J: On my unit we don't get a lot of patients that are there just for covid, but they might have it as a secondary condition.
And you do work around infectious fluids?
How do you currently protect yourself from those infectious fluids?
J: We have gowns, the thin ones that are a little bit slicker, so wear those into anybody’s room who has any infection. Face shields. If you ever take a Covid sample you have to double bag it. No visitors unless the patient has been in the hospital for over a week. If somebody's giving birth they can have one person [in the room].
Have you ever had an incident at work that impacted your safety or exposed you to these infectious fluids to the point that you got sick?
J: I don't think I've ever gotten sick. There was one time I was emptying a catheter bag and a drop splashed on my face. I didn't get sick from that but ever since then I wear a face shield whenever I empty one.
Do you worry about infection exposure and transportation within the hospital, from patient room to room?

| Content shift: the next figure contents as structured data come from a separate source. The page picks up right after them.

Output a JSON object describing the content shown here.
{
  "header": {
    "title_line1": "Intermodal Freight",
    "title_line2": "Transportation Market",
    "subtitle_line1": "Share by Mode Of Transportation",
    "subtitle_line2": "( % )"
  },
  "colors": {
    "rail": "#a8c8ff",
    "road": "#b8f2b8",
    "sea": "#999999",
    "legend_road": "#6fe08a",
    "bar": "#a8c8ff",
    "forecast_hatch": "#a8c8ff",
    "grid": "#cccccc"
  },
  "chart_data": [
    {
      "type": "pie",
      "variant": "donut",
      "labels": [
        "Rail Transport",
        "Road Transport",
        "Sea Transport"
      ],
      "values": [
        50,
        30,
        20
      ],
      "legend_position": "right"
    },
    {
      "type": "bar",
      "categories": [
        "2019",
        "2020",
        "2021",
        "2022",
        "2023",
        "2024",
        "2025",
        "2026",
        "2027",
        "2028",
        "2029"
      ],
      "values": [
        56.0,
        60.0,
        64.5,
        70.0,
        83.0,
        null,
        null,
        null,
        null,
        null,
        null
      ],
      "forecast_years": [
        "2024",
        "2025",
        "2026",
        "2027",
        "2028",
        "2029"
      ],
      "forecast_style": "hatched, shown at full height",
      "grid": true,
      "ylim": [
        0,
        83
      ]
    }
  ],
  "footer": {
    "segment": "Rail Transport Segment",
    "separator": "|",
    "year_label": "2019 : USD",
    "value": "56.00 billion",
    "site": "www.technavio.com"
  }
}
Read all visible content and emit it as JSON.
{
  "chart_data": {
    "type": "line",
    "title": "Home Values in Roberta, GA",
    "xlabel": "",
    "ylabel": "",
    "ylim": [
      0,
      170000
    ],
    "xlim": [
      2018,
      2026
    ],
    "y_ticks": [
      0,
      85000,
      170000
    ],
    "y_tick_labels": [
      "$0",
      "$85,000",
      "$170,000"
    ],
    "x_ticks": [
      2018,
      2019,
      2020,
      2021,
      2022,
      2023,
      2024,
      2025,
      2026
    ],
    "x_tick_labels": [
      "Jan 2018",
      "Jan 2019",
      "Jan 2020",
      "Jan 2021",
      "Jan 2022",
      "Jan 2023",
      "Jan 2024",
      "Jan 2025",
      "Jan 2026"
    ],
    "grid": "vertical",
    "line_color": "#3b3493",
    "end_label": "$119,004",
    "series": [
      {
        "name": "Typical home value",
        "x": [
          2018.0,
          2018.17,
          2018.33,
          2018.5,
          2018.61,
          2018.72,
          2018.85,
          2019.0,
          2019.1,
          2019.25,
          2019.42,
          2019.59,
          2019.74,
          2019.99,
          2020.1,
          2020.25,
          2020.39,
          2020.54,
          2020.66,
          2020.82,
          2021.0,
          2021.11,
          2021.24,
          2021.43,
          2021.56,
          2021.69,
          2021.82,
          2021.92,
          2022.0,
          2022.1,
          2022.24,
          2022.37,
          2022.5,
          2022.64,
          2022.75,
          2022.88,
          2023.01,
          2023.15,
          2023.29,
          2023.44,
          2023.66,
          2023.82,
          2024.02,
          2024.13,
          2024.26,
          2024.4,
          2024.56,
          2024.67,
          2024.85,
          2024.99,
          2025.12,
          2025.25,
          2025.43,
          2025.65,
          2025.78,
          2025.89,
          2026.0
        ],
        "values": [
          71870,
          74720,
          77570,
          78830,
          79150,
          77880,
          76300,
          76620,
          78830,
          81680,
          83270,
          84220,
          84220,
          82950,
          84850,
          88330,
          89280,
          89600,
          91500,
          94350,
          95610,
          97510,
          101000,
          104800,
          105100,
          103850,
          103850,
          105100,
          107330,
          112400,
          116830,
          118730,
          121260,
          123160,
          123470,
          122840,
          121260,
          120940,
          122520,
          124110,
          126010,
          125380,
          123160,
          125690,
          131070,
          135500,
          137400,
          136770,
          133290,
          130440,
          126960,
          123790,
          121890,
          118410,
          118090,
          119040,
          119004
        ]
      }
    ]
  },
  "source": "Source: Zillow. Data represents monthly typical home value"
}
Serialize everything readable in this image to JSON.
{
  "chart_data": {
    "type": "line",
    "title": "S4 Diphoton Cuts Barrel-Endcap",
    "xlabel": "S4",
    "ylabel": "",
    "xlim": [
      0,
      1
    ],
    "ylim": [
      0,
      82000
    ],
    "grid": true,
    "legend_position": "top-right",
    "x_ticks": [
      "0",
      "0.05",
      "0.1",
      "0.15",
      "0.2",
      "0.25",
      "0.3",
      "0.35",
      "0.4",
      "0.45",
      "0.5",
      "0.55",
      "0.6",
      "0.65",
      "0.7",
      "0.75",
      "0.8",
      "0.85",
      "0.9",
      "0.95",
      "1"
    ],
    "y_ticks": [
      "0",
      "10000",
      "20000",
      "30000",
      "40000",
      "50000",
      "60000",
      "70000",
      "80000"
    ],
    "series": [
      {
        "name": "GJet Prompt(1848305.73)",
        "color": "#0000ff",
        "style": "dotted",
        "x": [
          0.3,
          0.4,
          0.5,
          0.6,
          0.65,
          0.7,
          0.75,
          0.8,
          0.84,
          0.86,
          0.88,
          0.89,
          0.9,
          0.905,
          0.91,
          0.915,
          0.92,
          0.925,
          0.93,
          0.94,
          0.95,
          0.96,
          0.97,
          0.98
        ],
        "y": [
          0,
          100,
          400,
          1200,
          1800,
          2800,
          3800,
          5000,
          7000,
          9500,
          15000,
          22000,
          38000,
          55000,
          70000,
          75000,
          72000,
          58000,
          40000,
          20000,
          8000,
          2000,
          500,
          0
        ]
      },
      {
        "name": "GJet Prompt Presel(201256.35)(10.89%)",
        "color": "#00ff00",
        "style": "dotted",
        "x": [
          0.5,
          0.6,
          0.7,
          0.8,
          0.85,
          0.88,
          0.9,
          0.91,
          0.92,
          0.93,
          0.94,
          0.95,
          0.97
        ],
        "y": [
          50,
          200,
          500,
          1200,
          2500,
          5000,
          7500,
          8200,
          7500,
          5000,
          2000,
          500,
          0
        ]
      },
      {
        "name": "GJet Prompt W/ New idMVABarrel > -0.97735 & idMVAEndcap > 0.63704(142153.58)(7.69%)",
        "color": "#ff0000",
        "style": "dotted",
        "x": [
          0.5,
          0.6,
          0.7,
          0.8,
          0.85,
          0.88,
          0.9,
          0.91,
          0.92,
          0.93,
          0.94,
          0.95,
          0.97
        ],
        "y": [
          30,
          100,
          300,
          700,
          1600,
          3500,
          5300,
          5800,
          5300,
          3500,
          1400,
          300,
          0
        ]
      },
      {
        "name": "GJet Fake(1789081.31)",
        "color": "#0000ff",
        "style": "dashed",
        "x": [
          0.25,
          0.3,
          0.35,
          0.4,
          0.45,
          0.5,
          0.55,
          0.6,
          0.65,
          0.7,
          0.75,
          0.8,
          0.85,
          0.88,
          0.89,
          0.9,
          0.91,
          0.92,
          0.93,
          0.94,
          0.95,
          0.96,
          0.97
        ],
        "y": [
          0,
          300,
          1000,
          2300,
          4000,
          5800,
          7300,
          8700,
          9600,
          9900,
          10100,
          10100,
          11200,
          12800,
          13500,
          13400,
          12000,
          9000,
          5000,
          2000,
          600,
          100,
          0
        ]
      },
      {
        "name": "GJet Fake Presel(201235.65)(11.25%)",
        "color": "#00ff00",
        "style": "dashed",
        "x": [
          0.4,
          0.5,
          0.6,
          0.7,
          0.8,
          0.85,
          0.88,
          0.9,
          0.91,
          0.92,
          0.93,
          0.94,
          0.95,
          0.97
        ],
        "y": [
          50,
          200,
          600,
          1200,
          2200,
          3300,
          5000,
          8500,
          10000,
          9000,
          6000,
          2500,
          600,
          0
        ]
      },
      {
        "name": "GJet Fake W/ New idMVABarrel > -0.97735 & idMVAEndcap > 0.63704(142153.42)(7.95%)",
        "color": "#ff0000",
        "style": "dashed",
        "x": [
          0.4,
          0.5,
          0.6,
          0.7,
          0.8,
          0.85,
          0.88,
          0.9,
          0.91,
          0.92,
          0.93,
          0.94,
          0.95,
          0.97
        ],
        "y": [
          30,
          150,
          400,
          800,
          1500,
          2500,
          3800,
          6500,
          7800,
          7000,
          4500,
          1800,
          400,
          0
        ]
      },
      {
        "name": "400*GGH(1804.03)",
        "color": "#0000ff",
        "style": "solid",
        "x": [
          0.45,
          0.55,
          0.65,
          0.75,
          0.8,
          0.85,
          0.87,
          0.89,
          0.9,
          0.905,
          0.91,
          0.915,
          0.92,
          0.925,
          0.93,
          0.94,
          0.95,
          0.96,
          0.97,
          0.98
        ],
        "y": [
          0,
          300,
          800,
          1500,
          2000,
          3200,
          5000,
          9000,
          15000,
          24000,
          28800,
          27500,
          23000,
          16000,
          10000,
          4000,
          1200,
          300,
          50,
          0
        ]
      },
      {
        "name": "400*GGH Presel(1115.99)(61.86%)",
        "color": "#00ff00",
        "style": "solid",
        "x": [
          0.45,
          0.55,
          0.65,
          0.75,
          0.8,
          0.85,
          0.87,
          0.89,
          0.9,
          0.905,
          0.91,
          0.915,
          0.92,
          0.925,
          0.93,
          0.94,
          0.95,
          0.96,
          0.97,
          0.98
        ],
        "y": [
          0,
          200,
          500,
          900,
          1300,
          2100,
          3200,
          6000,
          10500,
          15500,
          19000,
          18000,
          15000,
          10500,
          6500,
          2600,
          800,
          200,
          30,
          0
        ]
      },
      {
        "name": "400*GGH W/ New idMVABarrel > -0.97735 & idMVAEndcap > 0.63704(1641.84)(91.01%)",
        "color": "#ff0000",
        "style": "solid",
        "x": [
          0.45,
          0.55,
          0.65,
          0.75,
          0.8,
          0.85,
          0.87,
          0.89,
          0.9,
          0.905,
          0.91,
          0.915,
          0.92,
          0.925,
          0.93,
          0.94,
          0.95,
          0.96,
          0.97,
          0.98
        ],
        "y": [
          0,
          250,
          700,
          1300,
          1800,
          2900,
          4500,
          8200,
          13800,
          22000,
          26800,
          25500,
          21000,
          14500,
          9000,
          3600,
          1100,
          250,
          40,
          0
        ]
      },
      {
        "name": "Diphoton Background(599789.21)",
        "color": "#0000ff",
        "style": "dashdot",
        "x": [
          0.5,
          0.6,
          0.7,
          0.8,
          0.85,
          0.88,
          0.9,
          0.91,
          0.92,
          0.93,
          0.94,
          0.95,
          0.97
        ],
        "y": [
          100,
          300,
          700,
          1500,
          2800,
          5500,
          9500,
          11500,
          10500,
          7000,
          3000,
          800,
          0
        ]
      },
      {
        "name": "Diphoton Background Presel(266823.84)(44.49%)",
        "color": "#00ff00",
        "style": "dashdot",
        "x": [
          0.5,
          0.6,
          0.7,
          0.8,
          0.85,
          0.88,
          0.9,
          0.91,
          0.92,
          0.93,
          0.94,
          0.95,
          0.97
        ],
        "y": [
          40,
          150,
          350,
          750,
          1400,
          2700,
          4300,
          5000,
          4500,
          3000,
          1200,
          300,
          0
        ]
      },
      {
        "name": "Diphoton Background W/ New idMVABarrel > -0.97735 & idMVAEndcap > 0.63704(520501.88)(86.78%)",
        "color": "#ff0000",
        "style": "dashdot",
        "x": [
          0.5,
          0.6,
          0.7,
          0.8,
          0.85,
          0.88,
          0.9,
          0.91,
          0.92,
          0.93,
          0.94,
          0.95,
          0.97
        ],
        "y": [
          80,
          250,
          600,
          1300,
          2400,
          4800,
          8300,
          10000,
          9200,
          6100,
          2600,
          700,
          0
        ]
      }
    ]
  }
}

J: Hospital floors are not the cleanest thing. Like if a patient's gown touched it I would get them a new one, so yes now that you're getting me thinking about it more.
What about infection exposure and transportation home from the hospital?
J: Yes. That was probably one of the most stressful things at the beginning of the pandemic.
After your shift do you have any kind of routines, like taking off your scrubs, shower, etc. before you interact with other members of your household?
J: At the end of my shift I'll clean everything. All my pens, cell phone, my badge, and then I will change into my regular clothes. Put my scrubs in the scrub machine. As soon as I get home, in the doorway, I strip down and then shower.